I had been patiently waiting for The Girl Who Played With Fire to come to the Grandin Theatre back in Roanoke, but was pleasantly surprised this weekend in SC at my parent's house when I learned that it was playing at a theater about 30 minutes down the road. Not knowing when it will show up back home, I was able to sneak away this afternoon to check it out!

The Girl Who Played With Fire is the second installment in the Swedish film trilogy based on the Millennium trilogy of books (the first of which was The Girl With The Dragon Tattoo). If you have not either seen the first film or read the books then don't bother taking two hours out of your day checking this out because you will be completely lost.

If you have however, it continues the Millennium story on the big screen relatively well.
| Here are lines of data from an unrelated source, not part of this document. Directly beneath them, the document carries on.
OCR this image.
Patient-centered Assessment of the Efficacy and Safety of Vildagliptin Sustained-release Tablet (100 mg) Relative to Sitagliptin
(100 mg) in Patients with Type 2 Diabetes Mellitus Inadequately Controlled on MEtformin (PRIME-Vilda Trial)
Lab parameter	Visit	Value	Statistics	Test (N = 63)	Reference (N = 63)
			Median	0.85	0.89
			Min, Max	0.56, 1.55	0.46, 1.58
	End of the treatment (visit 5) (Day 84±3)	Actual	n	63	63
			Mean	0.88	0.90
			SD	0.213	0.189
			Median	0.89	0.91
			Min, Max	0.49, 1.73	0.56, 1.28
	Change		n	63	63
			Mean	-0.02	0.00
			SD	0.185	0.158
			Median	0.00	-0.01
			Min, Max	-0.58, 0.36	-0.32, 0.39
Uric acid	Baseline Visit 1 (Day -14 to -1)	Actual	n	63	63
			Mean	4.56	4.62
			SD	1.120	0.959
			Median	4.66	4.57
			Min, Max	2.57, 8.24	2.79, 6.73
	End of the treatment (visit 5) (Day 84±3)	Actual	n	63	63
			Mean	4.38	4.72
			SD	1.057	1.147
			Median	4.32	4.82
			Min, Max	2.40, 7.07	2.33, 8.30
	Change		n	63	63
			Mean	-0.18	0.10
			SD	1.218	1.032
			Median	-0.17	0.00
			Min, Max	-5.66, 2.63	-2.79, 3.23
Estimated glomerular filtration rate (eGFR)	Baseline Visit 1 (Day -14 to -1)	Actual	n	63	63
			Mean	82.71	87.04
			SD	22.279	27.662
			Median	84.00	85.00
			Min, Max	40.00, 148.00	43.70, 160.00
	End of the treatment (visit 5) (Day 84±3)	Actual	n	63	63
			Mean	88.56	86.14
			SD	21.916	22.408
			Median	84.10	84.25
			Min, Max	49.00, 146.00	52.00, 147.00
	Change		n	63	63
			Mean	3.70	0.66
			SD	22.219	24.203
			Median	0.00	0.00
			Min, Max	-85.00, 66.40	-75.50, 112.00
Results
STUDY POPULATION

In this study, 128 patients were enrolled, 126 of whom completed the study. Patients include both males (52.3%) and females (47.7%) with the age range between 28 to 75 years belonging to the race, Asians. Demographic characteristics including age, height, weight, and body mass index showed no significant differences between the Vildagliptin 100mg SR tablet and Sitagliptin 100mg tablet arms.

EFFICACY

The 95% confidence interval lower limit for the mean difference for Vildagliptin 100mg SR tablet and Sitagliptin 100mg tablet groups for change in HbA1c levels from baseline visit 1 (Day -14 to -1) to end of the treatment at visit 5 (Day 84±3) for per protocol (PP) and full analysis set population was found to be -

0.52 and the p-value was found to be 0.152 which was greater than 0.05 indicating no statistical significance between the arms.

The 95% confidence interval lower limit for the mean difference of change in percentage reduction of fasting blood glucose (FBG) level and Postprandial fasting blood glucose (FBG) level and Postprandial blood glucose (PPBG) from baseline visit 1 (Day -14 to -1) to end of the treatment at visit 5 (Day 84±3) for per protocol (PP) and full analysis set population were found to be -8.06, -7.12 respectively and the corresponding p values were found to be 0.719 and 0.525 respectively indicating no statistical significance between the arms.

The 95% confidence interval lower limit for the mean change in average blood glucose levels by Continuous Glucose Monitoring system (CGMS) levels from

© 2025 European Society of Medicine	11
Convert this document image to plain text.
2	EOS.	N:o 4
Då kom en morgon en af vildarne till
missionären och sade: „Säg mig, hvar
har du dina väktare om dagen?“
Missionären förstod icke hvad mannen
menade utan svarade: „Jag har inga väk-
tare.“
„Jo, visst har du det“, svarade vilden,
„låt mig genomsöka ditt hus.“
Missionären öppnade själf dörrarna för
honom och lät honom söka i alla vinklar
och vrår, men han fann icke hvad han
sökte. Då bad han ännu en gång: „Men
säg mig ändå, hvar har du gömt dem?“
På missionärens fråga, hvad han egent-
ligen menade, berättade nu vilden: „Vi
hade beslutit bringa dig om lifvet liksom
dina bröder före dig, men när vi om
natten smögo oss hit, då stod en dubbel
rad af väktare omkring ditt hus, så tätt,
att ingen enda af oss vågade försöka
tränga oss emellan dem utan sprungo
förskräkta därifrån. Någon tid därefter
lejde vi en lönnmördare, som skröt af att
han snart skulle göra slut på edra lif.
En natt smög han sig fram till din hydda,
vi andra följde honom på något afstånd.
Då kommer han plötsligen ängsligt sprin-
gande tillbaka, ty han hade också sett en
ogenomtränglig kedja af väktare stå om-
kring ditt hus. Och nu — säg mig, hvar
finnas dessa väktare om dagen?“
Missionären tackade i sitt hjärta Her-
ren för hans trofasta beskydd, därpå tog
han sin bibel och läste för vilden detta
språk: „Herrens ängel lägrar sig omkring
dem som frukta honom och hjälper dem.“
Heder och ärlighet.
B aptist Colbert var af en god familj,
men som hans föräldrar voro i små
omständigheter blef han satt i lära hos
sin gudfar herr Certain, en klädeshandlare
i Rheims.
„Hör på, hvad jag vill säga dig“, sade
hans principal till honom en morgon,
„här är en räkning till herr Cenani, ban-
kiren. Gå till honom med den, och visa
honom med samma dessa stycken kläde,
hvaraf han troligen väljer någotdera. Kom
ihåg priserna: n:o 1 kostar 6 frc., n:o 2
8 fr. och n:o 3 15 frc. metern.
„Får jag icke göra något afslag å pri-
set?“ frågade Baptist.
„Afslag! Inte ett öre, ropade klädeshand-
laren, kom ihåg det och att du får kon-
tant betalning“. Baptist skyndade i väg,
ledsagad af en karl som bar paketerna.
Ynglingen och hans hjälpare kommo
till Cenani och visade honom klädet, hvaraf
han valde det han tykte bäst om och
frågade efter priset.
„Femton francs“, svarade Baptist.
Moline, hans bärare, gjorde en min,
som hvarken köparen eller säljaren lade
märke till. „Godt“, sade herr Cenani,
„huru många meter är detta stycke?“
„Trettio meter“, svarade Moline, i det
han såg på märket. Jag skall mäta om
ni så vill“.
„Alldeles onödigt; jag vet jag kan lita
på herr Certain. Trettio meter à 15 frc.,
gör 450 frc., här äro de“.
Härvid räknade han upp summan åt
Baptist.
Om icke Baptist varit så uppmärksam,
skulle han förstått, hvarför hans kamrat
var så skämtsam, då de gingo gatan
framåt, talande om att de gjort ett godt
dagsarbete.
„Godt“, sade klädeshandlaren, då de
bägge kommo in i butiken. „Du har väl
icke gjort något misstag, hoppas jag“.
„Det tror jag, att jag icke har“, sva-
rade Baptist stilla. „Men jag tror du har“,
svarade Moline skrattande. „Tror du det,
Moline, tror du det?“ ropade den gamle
The first half hour or so of The Girl Who Played With Fire deviates quite a bit from the beginning of the book. Mainly it skips some details that are much more easily read via the written word in favor of advancing to the meat of the plot.

Noomi Rapace, who does an amazing job once again bringing the character of Lisbeth Salander to life. Lisbeth speaks more in the first half hour than she did in the entire first film I think. More of her dark history is explored in this installment and sets up the upcoming third film (The Girl Who Kicked The Hornet's Nest - due out in the US later this fall). Michael Nyqvist is also strong again as the co-lead Mikael Blomkvist. If you thought it took quite a while for the two main characters to meet up in the first film, just wait until you see how long it takes this time around. I have been thoroughly amazed by both the books and the films in their ability to advance the story while having the two main characters no where near each other.

The Girl Who Played With Fire isn't quite as well edited as The Girl With The Dragon Tattoo which causes the film to seem a bit jumpy in some places. This isn't much of a problem if you have read the books (by Stieg Larsson) as you can fill in the gaps yourself. I think this can mostly be attributed to the change in directors between this and the first film.

Just as with Dragon Tattoo there are a couple of disturbing scenes as well as references to the previous film's graphic scenes. None of this should be a shock to those who have read the novels or seen the first film. This flick really is more of the same. I personally highly recommend both the films and the books (disclaimer - I still have about 200 pages left to read of The Girl Who Kicked The Hornet's Nest). The story is excellent and Noomi Rapace is amazing as the lead actress. For those interested, The Girl With The Dragon Tattoo is now available on blu-ray and DVD as well as a 'watch it now' on NetFlix.


  1. UPDATE: For those of you in or around the Roanoke ares, The Grandin (link in the post above) will begin showing The Girl Who Played With Fire this Friday, September 17!